A comment on my blog today reminded me of a line in a poem I loved to recite as a child. The last line always makes me remember we mustn’t let our lives become over-regulated, over suburbanised.
So that’s the theme for this weekend:
“Long live the weeds and the wilderness yet”
It’s a plea for both our lives and our world, unrecognised back then a century and a half ago as a real tree-hugger statement. I think it embedded itself in my consciousness as a personal mantra and an idea for how the world should be, with space for the wild things and not overcrowded with people.
Gerard Manley Hopkins among other things studied old English (whatever that really means) and Welsh and his use of odd words had great appeal for an imaginative teenager bored with the everyday stuff around (and a bit of a romantic as well).

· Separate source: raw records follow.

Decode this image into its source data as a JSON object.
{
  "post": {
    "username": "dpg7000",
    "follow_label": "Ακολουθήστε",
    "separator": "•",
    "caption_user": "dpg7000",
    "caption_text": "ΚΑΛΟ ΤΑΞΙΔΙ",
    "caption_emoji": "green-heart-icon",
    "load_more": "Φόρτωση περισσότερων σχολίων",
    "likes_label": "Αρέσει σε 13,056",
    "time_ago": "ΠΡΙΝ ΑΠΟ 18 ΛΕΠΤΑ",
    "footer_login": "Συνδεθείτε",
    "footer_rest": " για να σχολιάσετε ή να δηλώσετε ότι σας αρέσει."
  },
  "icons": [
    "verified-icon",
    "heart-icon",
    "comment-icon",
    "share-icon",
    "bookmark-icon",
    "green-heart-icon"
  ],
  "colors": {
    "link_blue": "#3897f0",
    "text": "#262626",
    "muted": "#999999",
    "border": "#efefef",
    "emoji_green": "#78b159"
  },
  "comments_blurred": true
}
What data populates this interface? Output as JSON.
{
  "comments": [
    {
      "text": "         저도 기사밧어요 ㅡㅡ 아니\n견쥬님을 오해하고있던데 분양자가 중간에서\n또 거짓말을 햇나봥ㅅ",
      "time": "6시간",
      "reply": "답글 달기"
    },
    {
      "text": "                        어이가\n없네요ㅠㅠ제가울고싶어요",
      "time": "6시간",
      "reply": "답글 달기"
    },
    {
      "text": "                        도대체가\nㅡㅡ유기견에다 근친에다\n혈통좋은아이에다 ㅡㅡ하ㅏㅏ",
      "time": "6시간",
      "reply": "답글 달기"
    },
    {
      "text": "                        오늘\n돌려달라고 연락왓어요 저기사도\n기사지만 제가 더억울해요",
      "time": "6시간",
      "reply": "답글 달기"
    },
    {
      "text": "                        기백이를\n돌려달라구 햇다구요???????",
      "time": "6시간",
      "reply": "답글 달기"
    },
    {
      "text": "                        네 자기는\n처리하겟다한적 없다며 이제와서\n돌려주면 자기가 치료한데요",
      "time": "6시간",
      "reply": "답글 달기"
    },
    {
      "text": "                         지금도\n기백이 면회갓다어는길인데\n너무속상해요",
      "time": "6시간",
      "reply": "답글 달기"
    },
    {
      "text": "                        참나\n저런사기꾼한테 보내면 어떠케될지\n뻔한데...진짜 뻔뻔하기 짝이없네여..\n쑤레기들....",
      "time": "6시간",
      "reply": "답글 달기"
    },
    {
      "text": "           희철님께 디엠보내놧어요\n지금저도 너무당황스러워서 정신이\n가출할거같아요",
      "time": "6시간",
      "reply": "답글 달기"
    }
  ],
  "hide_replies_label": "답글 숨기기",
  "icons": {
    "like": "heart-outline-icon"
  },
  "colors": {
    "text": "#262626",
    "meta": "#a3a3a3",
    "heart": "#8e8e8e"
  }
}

Inversnaid by Gerard Manley Hopkins
This darksome burn, horseback brown,
His rollrock highroad roaring down,
In coop and in comb the fleece of his foam
Flutes and low to the lake falls home.
A windpuff-bonnet of fawn-froth
Turns and twindles over the broth
Of a pool so pitchblack, fell-frowning,
It rounds and rounds Despair to drowning.
Degged with dew, dappled with dew,
Are the groins of the braes that the brook treads through,
Wiry heathpacks, flitches of fern,
And the beadbonny ash that sits over the burn.
What would the world be, once bereft
Of wet and wildness? Let them be left,
O let them be left, wildness and wet;
Long live the weeds and the wilderness yet.